Se você se expõe, com uma apresentação, um material criado ou apenas uma opinião que julga valer a pena compartilhar, está dizendo essencialmente: “Acho que você vai gostar disso”. É visível que você está procurando aprovação. A menos que você seja excessivamente confiante, sempre há um elemento de dúvida ou a consciência da possibilidade de estar errado. Nesse caso, você está sensível ao risco de rejeição, pronto para buscar algum sinal de desaprovação ou crítica, em especial em relação a

algo de que você tem orgulho ou que lhe exigiu muito tempo e esforço. Quando você está pronto a buscar alguma coisa que o preocupa, tem maior probabilidade de encontrá-la, assim como um hipocondríaco é capaz de imaginar que sofre dos sintomas de doenças raras. Esse processo é chamado de viés de confirmação – nos concentramos no que estamos procurando e ignoramos qualquer coisa que não lhe corresponda.38

Nosso cérebro julga com base apenas no que sabemos, e o que sabemos se baseia em nossas conclusões e experiências, de modo que tendemos a julgar os atos dos outros com base nos nossos. Assim, se somos gentis e elogiosos só porque as normas sociais nos obrigam, será que todo mundo faz o mesmo? Em consequência disso, cada elogio que recebemos pode ser um tanto dúbio, porque não sabemos se é verdadeiro ou falso. Mas, se alguém nos critica, isso significa que somos ruins, mas tão ruins que alguém esteve disposto a contrariar a norma social para nos criticar. E, portanto, mais uma vez, a crítica tem mais peso que o elogio.

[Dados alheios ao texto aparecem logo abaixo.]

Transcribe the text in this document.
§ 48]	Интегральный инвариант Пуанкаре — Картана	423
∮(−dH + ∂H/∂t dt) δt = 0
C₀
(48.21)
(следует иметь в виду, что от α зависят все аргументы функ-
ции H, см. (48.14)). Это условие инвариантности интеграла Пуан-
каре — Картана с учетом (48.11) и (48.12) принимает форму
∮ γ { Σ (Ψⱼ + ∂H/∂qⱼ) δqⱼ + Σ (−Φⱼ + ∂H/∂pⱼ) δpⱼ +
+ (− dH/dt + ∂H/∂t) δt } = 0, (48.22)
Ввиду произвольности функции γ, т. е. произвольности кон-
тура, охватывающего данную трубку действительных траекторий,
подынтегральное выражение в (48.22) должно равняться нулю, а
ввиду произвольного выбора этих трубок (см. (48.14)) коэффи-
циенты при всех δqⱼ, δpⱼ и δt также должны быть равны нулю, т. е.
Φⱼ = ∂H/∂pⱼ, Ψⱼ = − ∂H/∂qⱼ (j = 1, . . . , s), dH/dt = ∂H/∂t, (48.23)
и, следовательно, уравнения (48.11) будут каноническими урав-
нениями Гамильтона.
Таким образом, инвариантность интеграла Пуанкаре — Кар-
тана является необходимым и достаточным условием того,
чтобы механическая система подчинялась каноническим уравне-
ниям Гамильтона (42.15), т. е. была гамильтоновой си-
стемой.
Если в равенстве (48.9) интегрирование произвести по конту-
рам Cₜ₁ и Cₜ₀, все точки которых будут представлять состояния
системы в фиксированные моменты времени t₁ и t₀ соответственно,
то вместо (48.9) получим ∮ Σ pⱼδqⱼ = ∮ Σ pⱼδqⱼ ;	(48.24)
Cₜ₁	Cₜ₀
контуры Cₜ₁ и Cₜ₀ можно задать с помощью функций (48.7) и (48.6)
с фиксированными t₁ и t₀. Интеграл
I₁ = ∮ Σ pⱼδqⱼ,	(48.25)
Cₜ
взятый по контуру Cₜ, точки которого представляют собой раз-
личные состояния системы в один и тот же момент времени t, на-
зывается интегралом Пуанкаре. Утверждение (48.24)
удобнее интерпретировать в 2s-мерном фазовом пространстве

O elaborado sistema do cérebro para identificar e reagir a potenciais ameaças pode ter permitido à humanidade sobreviver a longos períodos na natureza selvagem e se tornar a espécie sofisticada e civilizada que é hoje, mas não sem reveses. Nosso intelecto complexo nos permite não só identificar ameaças mas

também antecipá-las e imaginá-las. Há muitos modos de ameaçar e assustar um ser humano, o que leva o cérebro a reagir neurologicamente, psicologicamente e sociologicamente.

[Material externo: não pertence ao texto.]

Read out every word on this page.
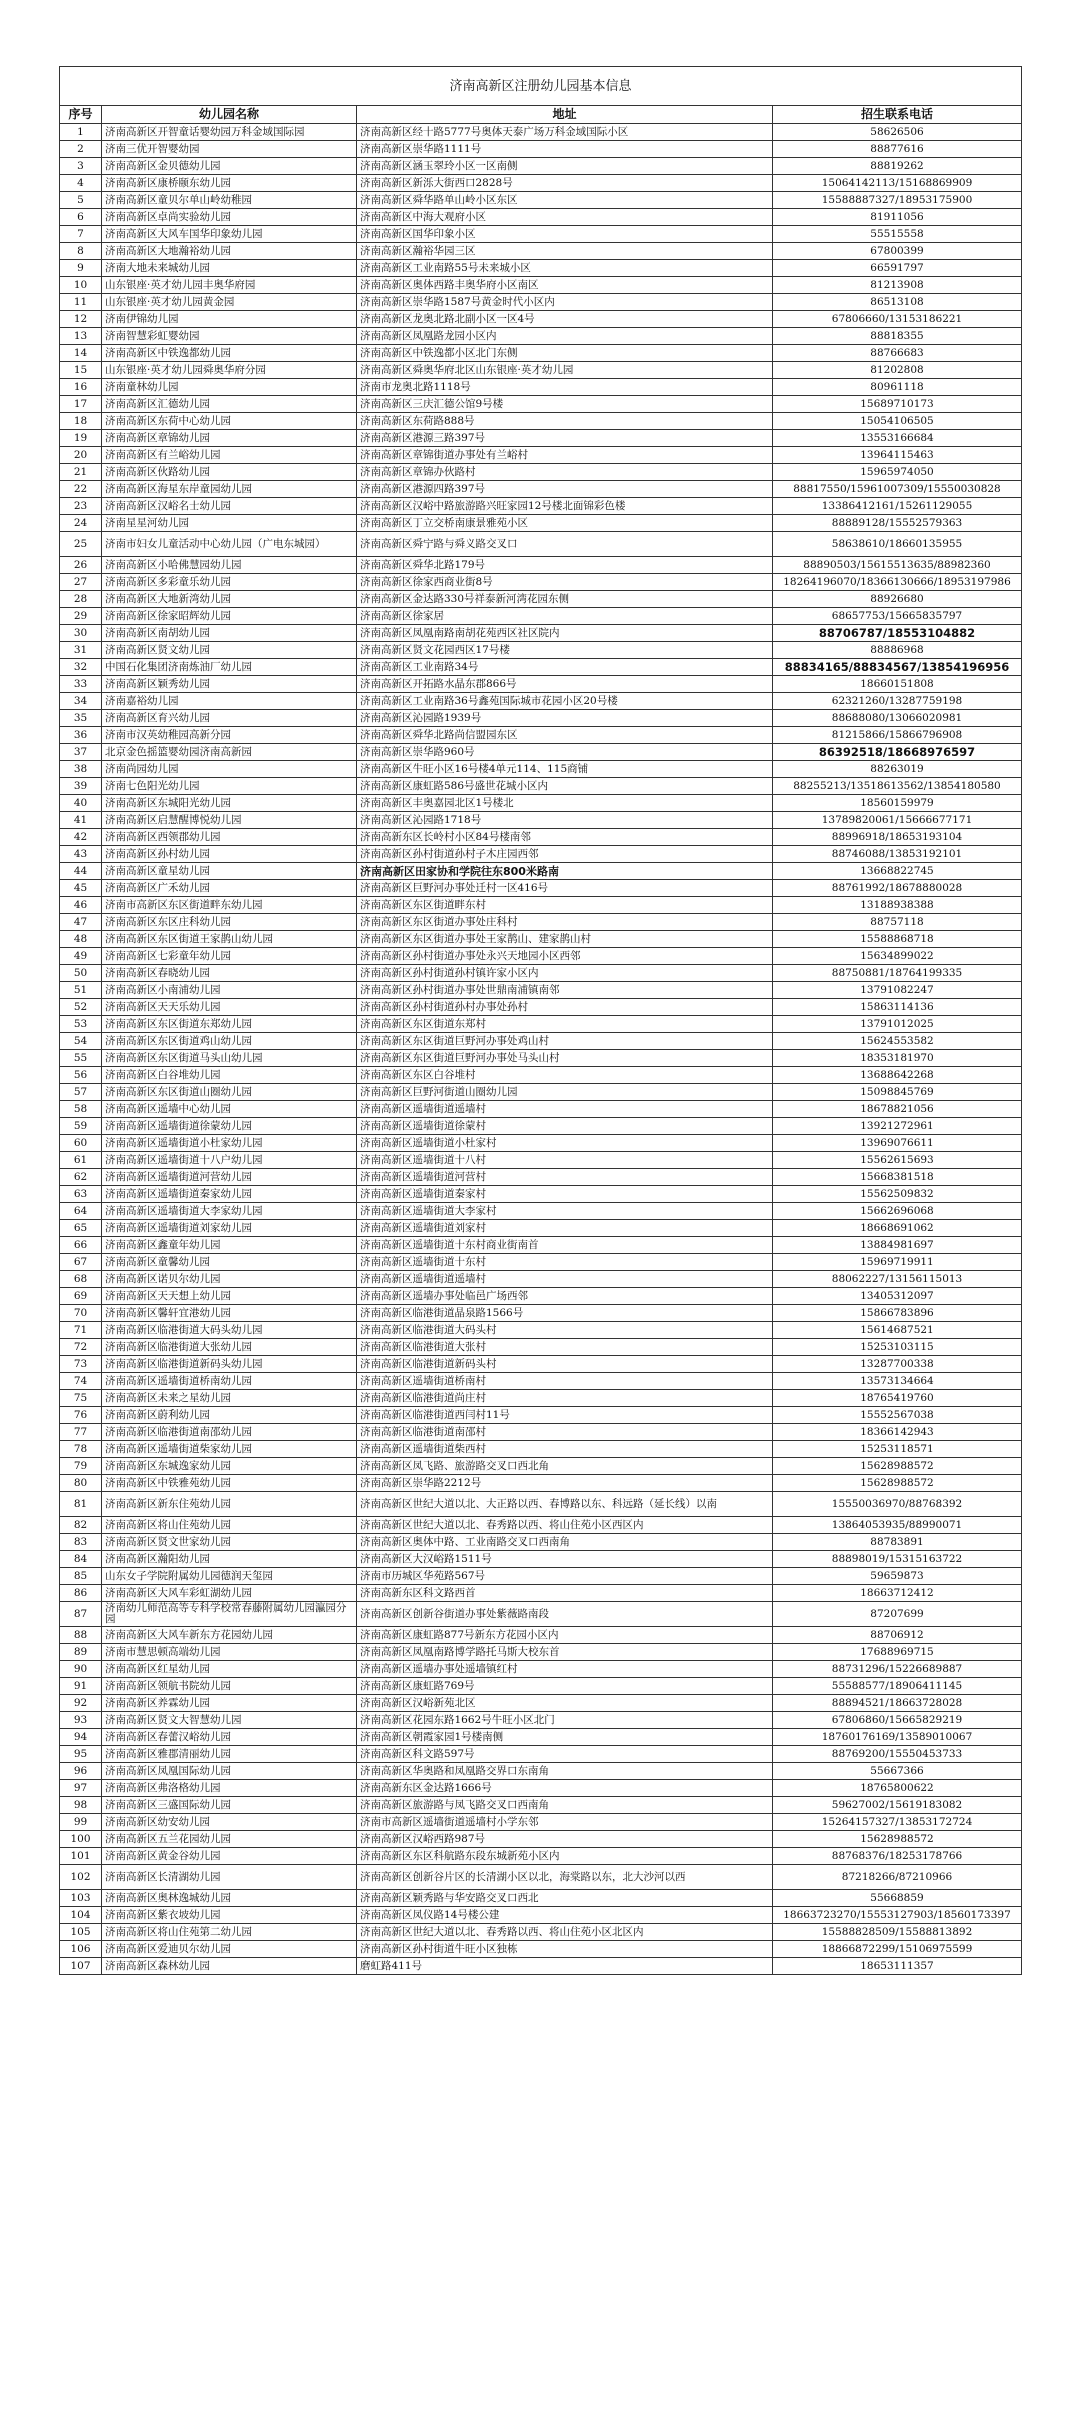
济南高新区注册幼儿园基本信息			
序号	幼儿园名称	地址	招生联系电话
1	济南高新区开智童话婴幼园万科金域国际园	济南高新区经十路5777号奥体天泰广场万科金域国际小区	58626506
2	济南三优开智婴幼园	济南高新区崇华路1111号	88877616
3	济南高新区金贝德幼儿园	济南高新区涵玉翠玲小区一区南侧	88819262
4	济南高新区康桥颐东幼儿园	济南高新区新泺大街西口2828号	15064142113/15168869909
5	济南高新区童贝尔单山岭幼稚园	济南高新区舜华路单山岭小区东区	15588887327/18953175900
6	济南高新区卓尚实验幼儿园	济南高新区中海大观府小区	81911056
7	济南高新区大风车国华印象幼儿园	济南高新区国华印象小区	55515558
8	济南高新区大地瀚裕幼儿园	济南高新区瀚裕华园三区	67800399
9	济南大地未来城幼儿园	济南高新区工业南路55号未来城小区	66591797
10	山东银座·英才幼儿园丰奥华府园	济南高新区奥体西路丰奥华府小区南区	81213908
11	山东银座·英才幼儿园黄金园	济南高新区崇华路1587号黄金时代小区内	86513108
12	济南伊锦幼儿园	济南高新区龙奥北路北副小区一区4号	67806660/13153186221
13	济南智慧彩虹婴幼园	济南高新区凤凰路龙园小区内	88818355
14	济南高新区中铁逸都幼儿园	济南高新区中铁逸都小区北门东侧	88766683
15	山东银座·英才幼儿园舜奥华府分园	济南高新区舜奥华府北区山东银座·英才幼儿园	81202808
16	济南童林幼儿园	济南市龙奥北路1118号	80961118
17	济南高新区汇德幼儿园	济南高新区三庆汇德公馆9号楼	15689710173
18	济南高新区东荷中心幼儿园	济南高新区东荷路888号	15054106505
19	济南高新区章锦幼儿园	济南高新区港源三路397号	13553166684
20	济南高新区有兰峪幼儿园	济南高新区章锦街道办事处有兰峪村	13964115463
21	济南高新区伙路幼儿园	济南高新区章锦办伙路村	15965974050
22	济南高新区海星东岸童园幼儿园	济南高新区港源四路397号	88817550/15961007309/15550030828
23	济南高新区汉峪名士幼儿园	济南高新区汉峪中路旅游路兴旺家园12号楼北面锦彩色楼	13386412161/15261129055
24	济南星星河幼儿园	济南高新区丁立交桥南康景雅苑小区	88889128/15552579363
25	济南市妇女儿童活动中心幼儿园（广电东城园）	济南高新区舜宁路与舜义路交叉口	58638610/18660135955
26	济南高新区小哈佛慧园幼儿园	济南高新区舜华北路179号	88890503/15615513635/88982360
27	济南高新区多彩童乐幼儿园	济南高新区徐家西商业街8号	18264196070/18366130666/18953197986
28	济南高新区大地新湾幼儿园	济南高新区金达路330号祥泰新河湾花园东侧	88926680
29	济南高新区徐家昭辉幼儿园	济南高新区徐家居	68657753/15665835797
30	济南高新区南胡幼儿园	济南高新区凤凰南路南胡花苑西区社区院内	88706787/18553104882
31	济南高新区贤文幼儿园	济南高新区贤文花园西区17号楼	88886968
32	中国石化集团济南炼油厂幼儿园	济南高新区工业南路34号	88834165/88834567/13854196956
33	济南高新区颖秀幼儿园	济南高新区开拓路水晶东郡866号	18660151808
34	济南嘉裕幼儿园	济南高新区工业南路36号鑫苑国际城市花园小区20号楼	62321260/13287759198
35	济南高新区育兴幼儿园	济南高新区沁园路1939号	88688080/13066020981
36	济南市汉英幼稚园高新分园	济南高新区舜华北路尚信盟园东区	81215866/15866796908
37	北京金色摇篮婴幼园济南高新园	济南高新区崇华路960号	86392518/18668976597
38	济南尚园幼儿园	济南高新区牛旺小区16号楼4单元114、115商铺	88263019
39	济南七色阳光幼儿园	济南高新区康虹路586号盛世花城小区内	88255213/13518613562/13854180580
40	济南高新区东城阳光幼儿园	济南高新区丰奥嘉园北区1号楼北	18560159979
41	济南高新区启慧醒博悦幼儿园	济南高新区沁园路1718号	13789820061/15666677171
42	济南高新区西领郡幼儿园	济南高新东区长岭村小区84号楼南邻	88996918/18653193104
43	济南高新区孙村幼儿园	济南高新区孙村街道孙村子木庄园西邻	88746088/13853192101
44	济南高新区童星幼儿园	济南高新区田家协和学院往东800米路南	13668822745
45	济南高新区广禾幼儿园	济南高新区巨野河办事处迁村一区416号	88761992/18678880028
46	济南市高新区东区街道畔东幼儿园	济南高新区东区街道畔东村	13188938388
47	济南高新区东区庄科幼儿园	济南高新区东区街道办事处庄科村	88757118
48	济南高新区东区街道王家鹊山幼儿园	济南高新区东区街道办事处王家鹊山、建家鹊山村	15588868718
49	济南高新区七彩童年幼儿园	济南高新区孙村街道办事处永兴天地园小区西邻	15634899022
50	济南高新区春晓幼儿园	济南高新区孙村街道孙村镇许家小区内	88750881/18764199335
51	济南高新区小南浦幼儿园	济南高新区孙村街道办事处世鼎南浦镇南邻	13791082247
52	济南高新区天天乐幼儿园	济南高新区孙村街道孙村办事处孙村	15863114136
53	济南高新区东区街道东郑幼儿园	济南高新区东区街道东郑村	13791012025
54	济南高新区东区街道鸡山幼儿园	济南高新区东区街道巨野河办事处鸡山村	15624553582
55	济南高新区东区街道马头山幼儿园	济南高新区东区街道巨野河办事处马头山村	18353181970
56	济南高新区白谷堆幼儿园	济南高新区东区白谷堆村	13688642268
57	济南高新区东区街道山圈幼儿园	济南高新区巨野河街道山圈幼儿园	15098845769
58	济南高新区遥墙中心幼儿园	济南高新区遥墙街道遥墙村	18678821056
59	济南高新区遥墙街道徐蒙幼儿园	济南高新区遥墙街道徐蒙村	13921272961
60	济南高新区遥墙街道小杜家幼儿园	济南高新区遥墙街道小杜家村	13969076611
61	济南高新区遥墙街道十八户幼儿园	济南高新区遥墙街道十八村	15562615693
62	济南高新区遥墙街道河营幼儿园	济南高新区遥墙街道河营村	15668381518
63	济南高新区遥墙街道秦家幼儿园	济南高新区遥墙街道秦家村	15562509832
64	济南高新区遥墙街道大李家幼儿园	济南高新区遥墙街道大李家村	15662696068
65	济南高新区遥墙街道刘家幼儿园	济南高新区遥墙街道刘家村	18668691062
66	济南高新区鑫童年幼儿园	济南高新区遥墙街道十东村商业街南首	13884981697
67	济南高新区童馨幼儿园	济南高新区遥墙街道十东村	15969719911
68	济南高新区诺贝尔幼儿园	济南高新区遥墙街道遥墙村	88062227/13156115013
69	济南高新区天天想上幼儿园	济南高新区遥墙办事处临邑广场西邻	13405312097
70	济南高新区馨轩宜港幼儿园	济南高新区临港街道晶泉路1566号	15866783896
71	济南高新区临港街道大码头幼儿园	济南高新区临港街道大码头村	15614687521
72	济南高新区临港街道大张幼儿园	济南高新区临港街道大张村	15253103115
73	济南高新区临港街道新码头幼儿园	济南高新区临港街道新码头村	13287700338
74	济南高新区遥墙街道桥南幼儿园	济南高新区遥墙街道桥南村	13573134664
75	济南高新区未来之星幼儿园	济南高新区临港街道尚庄村	18765419760
76	济南高新区蔚利幼儿园	济南高新区临港街道西闫村11号	15552567038
77	济南高新区临港街道南邵幼儿园	济南高新区临港街道南邵村	18366142943
78	济南高新区遥墙街道柴家幼儿园	济南高新区遥墙街道柴西村	15253118571
79	济南高新区东城逸家幼儿园	济南高新区凤飞路、旅游路交叉口西北角	15628988572
80	济南高新区中铁雅苑幼儿园	济南高新区崇华路2212号	15628988572
81	济南高新区新东住苑幼儿园	济南高新区世纪大道以北、大正路以西、春博路以东、科远路（延长线）以南	15550036970/88768392
82	济南高新区将山住苑幼儿园	济南高新区世纪大道以北、春秀路以西、将山住苑小区西区内	13864053935/88990071
83	济南高新区贤文世家幼儿园	济南高新区奥体中路、工业南路交叉口西南角	88783891
84	济南高新区瀚阳幼儿园	济南高新区大汉峪路1511号	88898019/15315163722
85	山东女子学院附属幼儿园德润天玺园	济南市历城区华苑路567号	59659873
86	济南高新区大风车彩虹湖幼儿园	济南高新东区科文路西首	18663712412
87	济南幼儿师范高等专科学校常春藤附属幼儿园瀛园分园	济南高新区创新谷街道办事处紫薇路南段	87207699
88	济南高新区大风车新东方花园幼儿园	济南高新区康虹路877号新东方花园小区内	88706912
89	济南市慧思顿高端幼儿园	济南高新区凤凰南路博学路托马斯大校东首	17688969715
90	济南高新区红星幼儿园	济南高新区遥墙办事处遥墙镇红村	88731296/15226689887
91	济南高新区领航书院幼儿园	济南高新区康虹路769号	55588577/18906411145
92	济南高新区养霖幼儿园	济南高新区汉峪新苑北区	88894521/18663728028
93	济南高新区贤文大智慧幼儿园	济南高新区花园东路1662号牛旺小区北门	67806860/15665829219
94	济南高新区春蕾汉峪幼儿园	济南高新区朝霞家园1号楼南侧	18760176169/13589010067
95	济南高新区雅郡清丽幼儿园	济南高新区科文路597号	88769200/15550453733
96	济南高新区凤凰国际幼儿园	济南高新区华奥路和凤凰路交界口东南角	55667366
97	济南高新区弗洛格幼儿园	济南高新东区金达路1666号	18765800622
98	济南高新区三盛国际幼儿园	济南高新区旅游路与凤飞路交叉口西南角	59627002/15619183082
99	济南高新区幼安幼儿园	济南市高新区遥墙街道遥墙村小学东邻	15264157327/13853172724
100	济南高新区五兰花园幼儿园	济南高新区汉峪西路987号	15628988572
101	济南高新区黄金谷幼儿园	济南高新区东区科航路东段东城新苑小区内	88768376/18253178766
102	济南高新区长清湖幼儿园	济南高新区创新谷片区的长清湖小区以北，海棠路以东，北大沙河以西	87218266/87210966
103	济南高新区奥林逸城幼儿园	济南高新区颖秀路与华安路交叉口西北	55668859
104	济南高新区紫衣坡幼儿园	济南高新区凤仪路14号楼公建	18663723270/15553127903/18560173397
105	济南高新区将山住苑第二幼儿园	济南高新区世纪大道以北、春秀路以西、将山住苑小区北区内	15588828509/15588813892
106	济南高新区爱迪贝尔幼儿园	济南高新区孙村街道牛旺小区独栋	18866872299/15106975599
107	济南高新区森林幼儿园	磨虹路411号	18653111357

Esse processo pode causar vulnerabilidades, das quais outros humanos podem, tristemente, se aproveitar, resultando em ameaças reais. Talvez você saiba o que é “negging”, uma tática usada por pick-up artists (espécies de guru que ensinam técnicas de sedução) quando se aproximam de mulheres e dizem algo que soa como um elogio, mas na verdade pretendem criticar e insultar. Se um homem aborda uma mulher e lhe diz o título desta seção, isso seria negging. Ou ele pode dizer algo como:

“Gosto do seu cabelo – poucas mulheres com o seu rosto arriscariam esse estilo”, ou “Normalmente não gosto de garotas baixinhas, mas você parece legal”, ou “Essa roupa vai ficar maravilhosa quando você emagrecer um pouco”, ou “Não sei como falar com as mulheres porque estou acostumado a vê-las através de um binóculo, por isso vou aplicar em você uns truques psicológicos baratos na esperança de abalar sua autoconfiança a ponto de você querer dormir comigo”. Esta última, a bem da verdade, não é uma frase típica dessa tática, mas, na realidade, é o que todos estão dizendo.

Entretanto, não é preciso ser tão desagradável.

Provavelmente, todos nós conhecemos o tipo que, quando uma

pessoa fez alguma coisa da qual se orgulha, imediatamente se concentra no que ela fez de errado. Por que se esforçar para conquistar algo por si mesmo quando se pode diminuir os outros para se sentir melhor?

É uma ironia cruel que, ao procurar por ameaças com tanto empenho, o cérebro acabe criando-as.